Christian Pschorr

**Name of the Vulnerable Software and Affected Versions** powermail extension versions prior to 7.5.0 powermail extension versions prior to 8.5.0 powermail extension versions prior to 10.9.0 powermail extension versions prior to 12.4.0 **Description** An issue was discovered in the powermail extension for TYPO3, where it fails to validate the `mail` parameter of the `confirmationAction`, resulting in Insecure Direct Object Reference (IDOR). An unauthenticated attacker can use this to display the user-submitted data of all forms persisted by the extension. This can only be exploited when the extension is configured to save submitted form data to the database, which is the default setting. **Recommendations** For versions prior to 7.5.0, update to version 7.5.0 or later. For versions prior to 8.5.0, update to version 8.5.0 or later.
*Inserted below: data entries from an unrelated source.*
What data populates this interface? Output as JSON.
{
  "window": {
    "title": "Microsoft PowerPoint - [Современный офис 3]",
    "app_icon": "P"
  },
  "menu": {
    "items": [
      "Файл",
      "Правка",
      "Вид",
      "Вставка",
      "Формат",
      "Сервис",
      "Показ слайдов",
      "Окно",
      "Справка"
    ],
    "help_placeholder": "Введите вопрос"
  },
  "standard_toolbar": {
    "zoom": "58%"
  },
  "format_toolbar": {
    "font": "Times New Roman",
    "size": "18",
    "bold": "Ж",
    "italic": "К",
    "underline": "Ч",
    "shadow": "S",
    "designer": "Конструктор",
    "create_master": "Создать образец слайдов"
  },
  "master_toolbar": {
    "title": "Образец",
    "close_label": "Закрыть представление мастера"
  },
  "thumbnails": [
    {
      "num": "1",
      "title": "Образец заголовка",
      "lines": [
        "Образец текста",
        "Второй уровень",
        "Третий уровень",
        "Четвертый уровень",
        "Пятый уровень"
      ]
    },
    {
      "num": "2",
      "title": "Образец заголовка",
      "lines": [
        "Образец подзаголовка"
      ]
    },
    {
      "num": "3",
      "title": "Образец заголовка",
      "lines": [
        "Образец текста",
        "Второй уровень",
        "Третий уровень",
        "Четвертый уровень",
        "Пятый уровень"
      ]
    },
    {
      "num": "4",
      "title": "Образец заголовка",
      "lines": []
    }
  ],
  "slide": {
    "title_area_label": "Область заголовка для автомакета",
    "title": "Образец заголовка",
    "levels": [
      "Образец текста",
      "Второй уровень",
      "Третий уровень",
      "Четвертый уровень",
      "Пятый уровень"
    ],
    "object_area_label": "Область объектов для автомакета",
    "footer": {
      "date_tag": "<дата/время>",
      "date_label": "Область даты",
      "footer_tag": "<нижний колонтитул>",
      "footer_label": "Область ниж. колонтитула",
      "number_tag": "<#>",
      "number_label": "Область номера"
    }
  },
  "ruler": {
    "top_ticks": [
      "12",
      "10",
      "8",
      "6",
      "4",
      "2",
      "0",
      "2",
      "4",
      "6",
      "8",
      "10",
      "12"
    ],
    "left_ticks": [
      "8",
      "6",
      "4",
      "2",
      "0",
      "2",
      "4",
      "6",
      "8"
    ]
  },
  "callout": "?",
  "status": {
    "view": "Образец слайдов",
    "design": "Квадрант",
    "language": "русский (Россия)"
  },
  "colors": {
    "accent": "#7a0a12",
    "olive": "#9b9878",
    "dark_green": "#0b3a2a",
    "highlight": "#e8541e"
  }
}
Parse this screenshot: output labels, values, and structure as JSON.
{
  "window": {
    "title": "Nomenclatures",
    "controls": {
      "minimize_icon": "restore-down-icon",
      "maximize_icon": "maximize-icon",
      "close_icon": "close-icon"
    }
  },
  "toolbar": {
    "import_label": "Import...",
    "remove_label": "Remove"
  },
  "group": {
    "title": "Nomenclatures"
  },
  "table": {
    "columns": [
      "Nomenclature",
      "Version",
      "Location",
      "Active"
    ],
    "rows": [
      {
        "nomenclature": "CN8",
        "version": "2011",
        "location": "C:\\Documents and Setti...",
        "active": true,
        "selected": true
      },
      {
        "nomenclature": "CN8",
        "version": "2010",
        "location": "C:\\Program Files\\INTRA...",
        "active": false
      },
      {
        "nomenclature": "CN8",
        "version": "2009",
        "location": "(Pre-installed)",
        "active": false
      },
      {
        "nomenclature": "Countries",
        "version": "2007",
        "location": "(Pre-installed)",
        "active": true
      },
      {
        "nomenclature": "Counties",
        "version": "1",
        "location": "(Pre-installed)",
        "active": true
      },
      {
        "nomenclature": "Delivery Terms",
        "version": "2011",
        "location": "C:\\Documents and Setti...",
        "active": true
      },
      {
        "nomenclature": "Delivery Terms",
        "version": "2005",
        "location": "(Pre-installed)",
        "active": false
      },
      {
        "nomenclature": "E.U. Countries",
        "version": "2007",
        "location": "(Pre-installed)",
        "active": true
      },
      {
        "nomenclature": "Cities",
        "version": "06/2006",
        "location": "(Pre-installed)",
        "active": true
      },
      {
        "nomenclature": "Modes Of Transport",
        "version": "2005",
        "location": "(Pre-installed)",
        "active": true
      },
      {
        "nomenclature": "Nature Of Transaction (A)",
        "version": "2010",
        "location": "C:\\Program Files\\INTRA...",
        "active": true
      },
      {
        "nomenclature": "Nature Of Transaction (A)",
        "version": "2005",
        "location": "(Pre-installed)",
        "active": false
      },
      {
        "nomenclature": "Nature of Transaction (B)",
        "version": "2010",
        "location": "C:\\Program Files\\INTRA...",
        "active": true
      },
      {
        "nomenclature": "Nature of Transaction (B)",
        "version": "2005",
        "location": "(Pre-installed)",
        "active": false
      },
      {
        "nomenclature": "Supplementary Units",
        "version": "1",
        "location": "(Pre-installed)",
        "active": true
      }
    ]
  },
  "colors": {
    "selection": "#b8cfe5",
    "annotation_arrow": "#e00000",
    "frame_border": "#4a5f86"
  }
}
For versions prior to 10.9.0, update to version 10.9.0 or later. For versions prior to 12.4.0, update to version 12.4.0 or later. As a temporary workaround, consider disabling the `confirmationAction` until a patch is available. Restrict access to the `plugin.tx powermail.settings.db.enable` configuration to minimize the risk of exploitation. Avoid using the `mail` parameter in the affected `confirmationAction` until the issue is resolved.